Embracing the Ignatian Spirit
When Kathleen Corbet ’82 first met University President William P. Leahy, S.J., in the spring of 2000, she recalls him almost immediately asking, “What attracted you to Boston College?”
Thinking back to her undergraduate years, she responded that she had wanted an education that went beyond academics and touched every aspect of a person’s growth.
“I’ve always loved BC, but I hadn’t been truly engaged in the life of the University for a while,” says Corbet. “But I was invited to reconnect and soon found that what I was looking for as a student was still there for me as an alumna.”
She joined the Board of Trustees later that year and began to help BC expand its reach with alumni nationwide, first as a founding member of the Council for Women of Boston College and then as co-chair of the Wall Street Council.

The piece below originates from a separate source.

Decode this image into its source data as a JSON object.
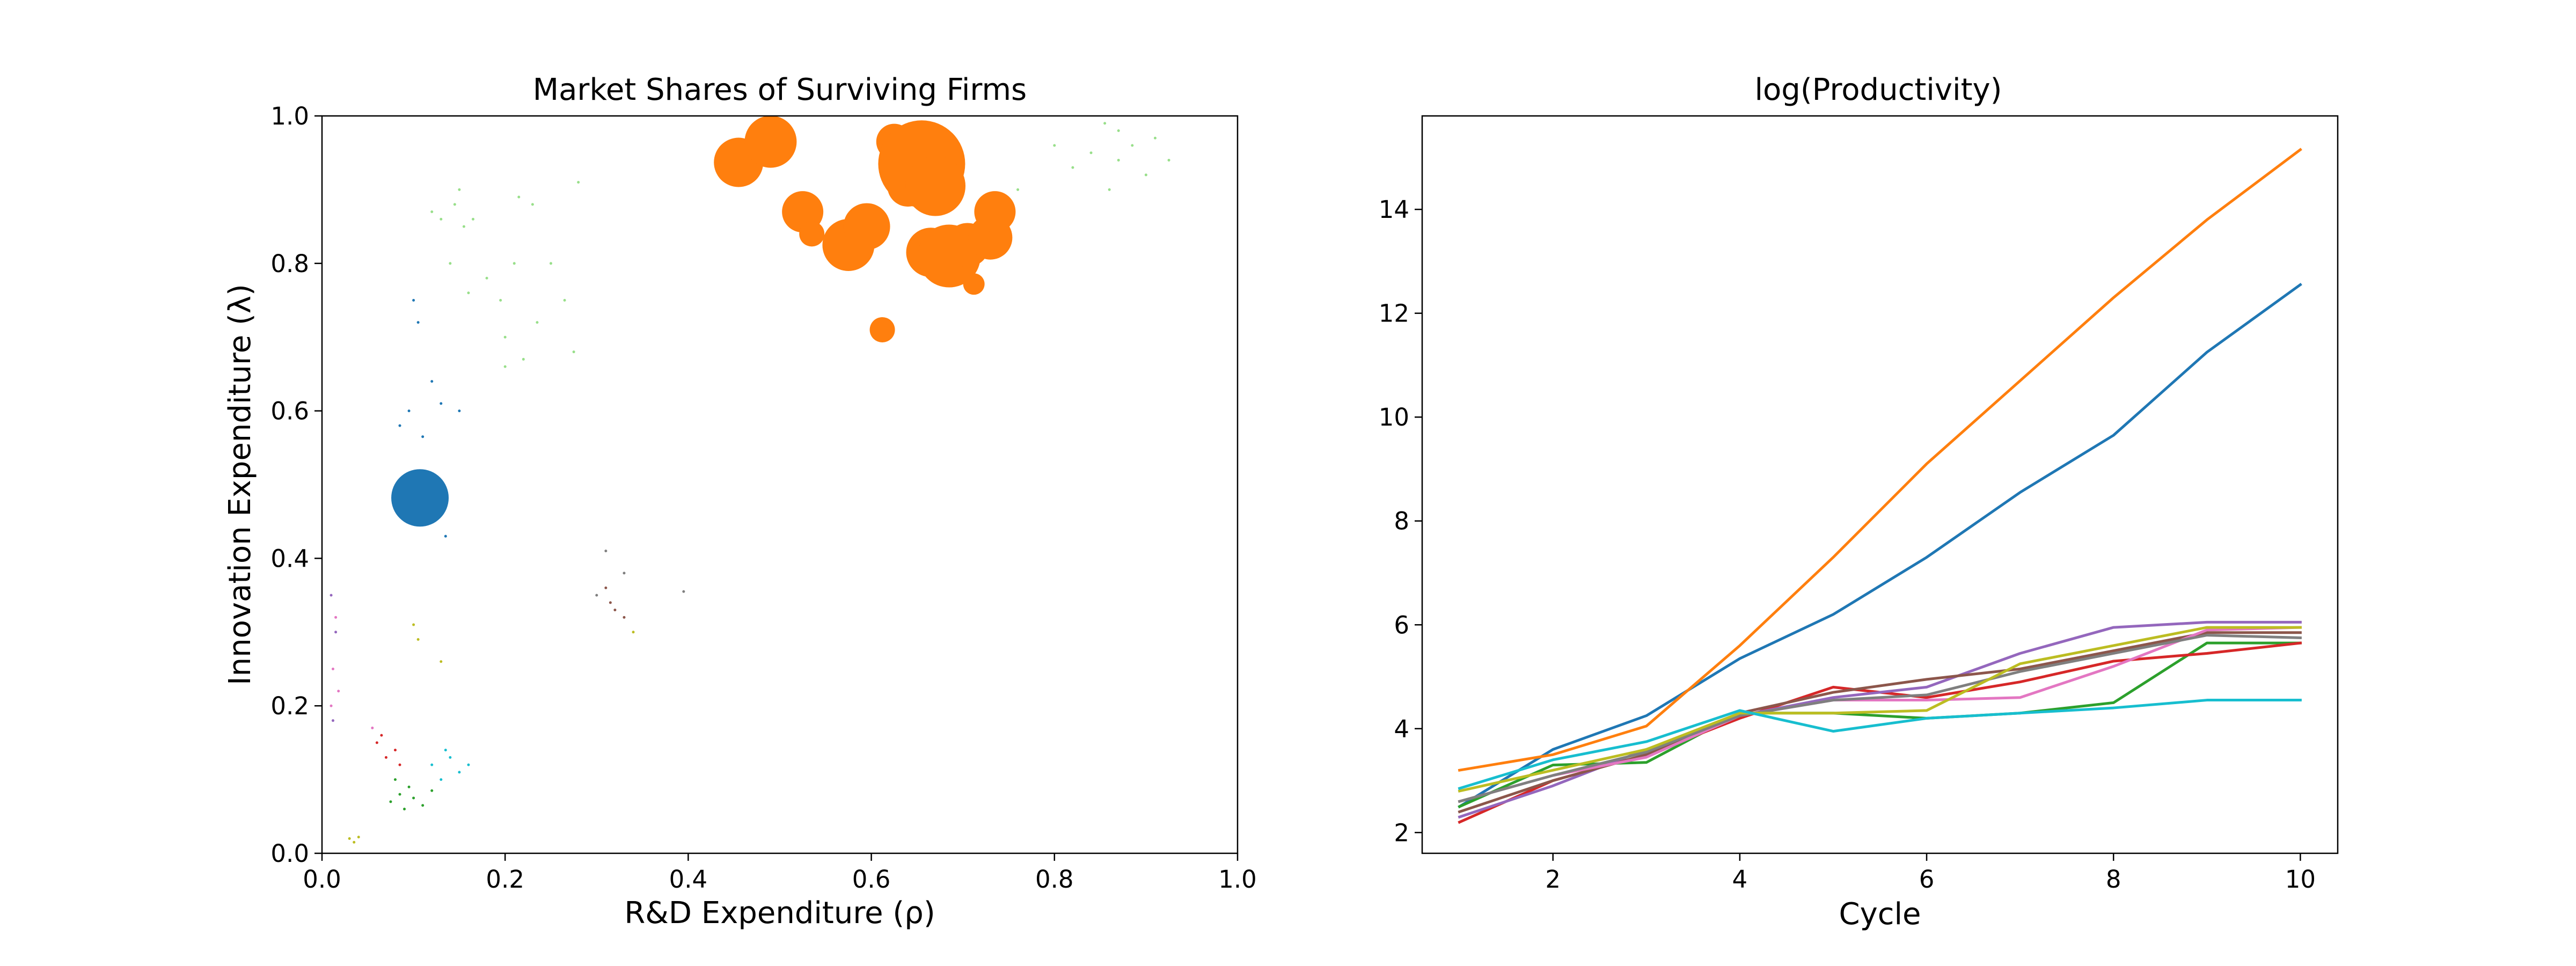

With the latter, she helped launch the popular Market Perspectives Series, first created, she says, to help fellow alumni in the business field continue to build skill sets and network during the Great Recession.
“There was this desire to positively leverage the BC business network,” says the founder and principal of Cross Ridge Capital, LLC. “We felt it was our duty to help our friends and coworkers.”

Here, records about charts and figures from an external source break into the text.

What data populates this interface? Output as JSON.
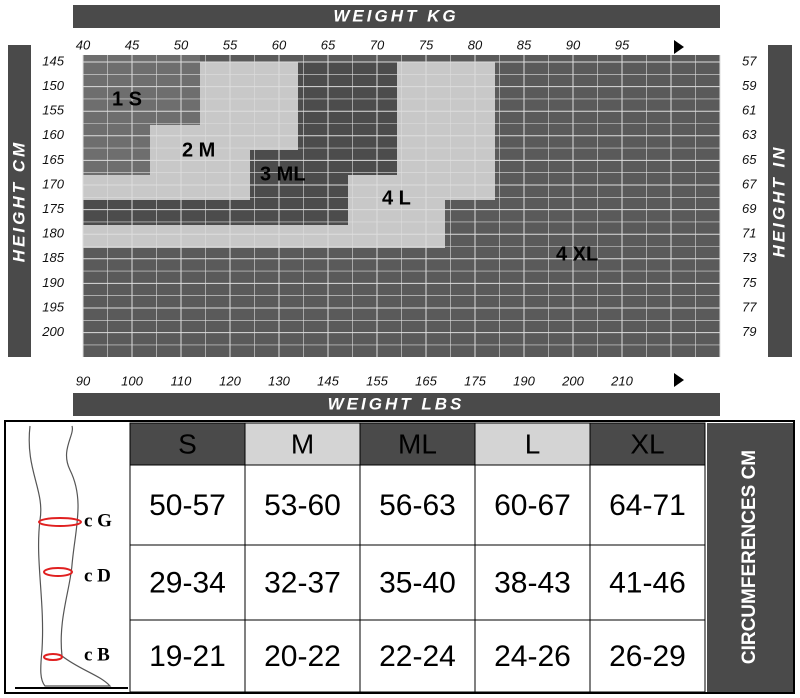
{
  "top_axis": {
    "title": "WEIGHT KG",
    "ticks": [
      40,
      45,
      50,
      55,
      60,
      65,
      70,
      75,
      80,
      85,
      90,
      95
    ]
  },
  "bottom_axis": {
    "title": "WEIGHT LBS",
    "ticks": [
      90,
      100,
      110,
      120,
      130,
      145,
      155,
      165,
      175,
      190,
      200,
      210
    ]
  },
  "left_axis": {
    "title": "HEIGHT CM",
    "ticks": [
      145,
      150,
      155,
      160,
      165,
      170,
      175,
      180,
      185,
      190,
      195,
      200
    ]
  },
  "right_axis": {
    "title": "HEIGHT IN",
    "ticks": [
      57,
      59,
      61,
      63,
      65,
      67,
      69,
      71,
      73,
      75,
      77,
      79
    ]
  },
  "regions": [
    "1 S",
    "2 M",
    "3 ML",
    "4 L",
    "4 XL"
  ],
  "table": {
    "header": [
      "S",
      "M",
      "ML",
      "L",
      "XL"
    ],
    "side_title": "CIRCUMFERENCES CM",
    "rows": [
      {
        "label": "c G",
        "cells": [
          "50-57",
          "53-60",
          "56-63",
          "60-67",
          "64-71"
        ]
      },
      {
        "label": "c D",
        "cells": [
          "29-34",
          "32-37",
          "35-40",
          "38-43",
          "41-46"
        ]
      },
      {
        "label": "c B",
        "cells": [
          "19-21",
          "20-22",
          "22-24",
          "24-26",
          "26-29"
        ]
      }
    ]
  }
}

That altruism has also been a hallmark of her trusteeship, most recently in her contributions to the Buildings and Properties Committee, and has guided her philanthropy to the University as well.
She first established the Kathleen Fruin Corbet ’82 Undergraduate Research Fund in an effort to ensure that today’s students benefit from hands-on investigations with faculty; she later balanced that commitment with the Corbet Family Scholarship Fund.
For someone who helped pay her own tuition bills with a part-time job in BC’s student loan office, the chance to assist a deserving undergraduate in financial need proved a fitting investment. In addition, Corbet has generously supported the Wall Street Council Tribute Dinner, Pops on the Heights Scholarship Gala, and BC Fund Scholars Program, while also leaving a legacy gift for the University.
Yet participation matters most to Corbet.
“Just as I was asked to give my time and talents back to Boston College,” she says, “I now invite my fellow graduates to do the same—in whatever way they can. Those who do should be prepared to fall in love with BC all over again.”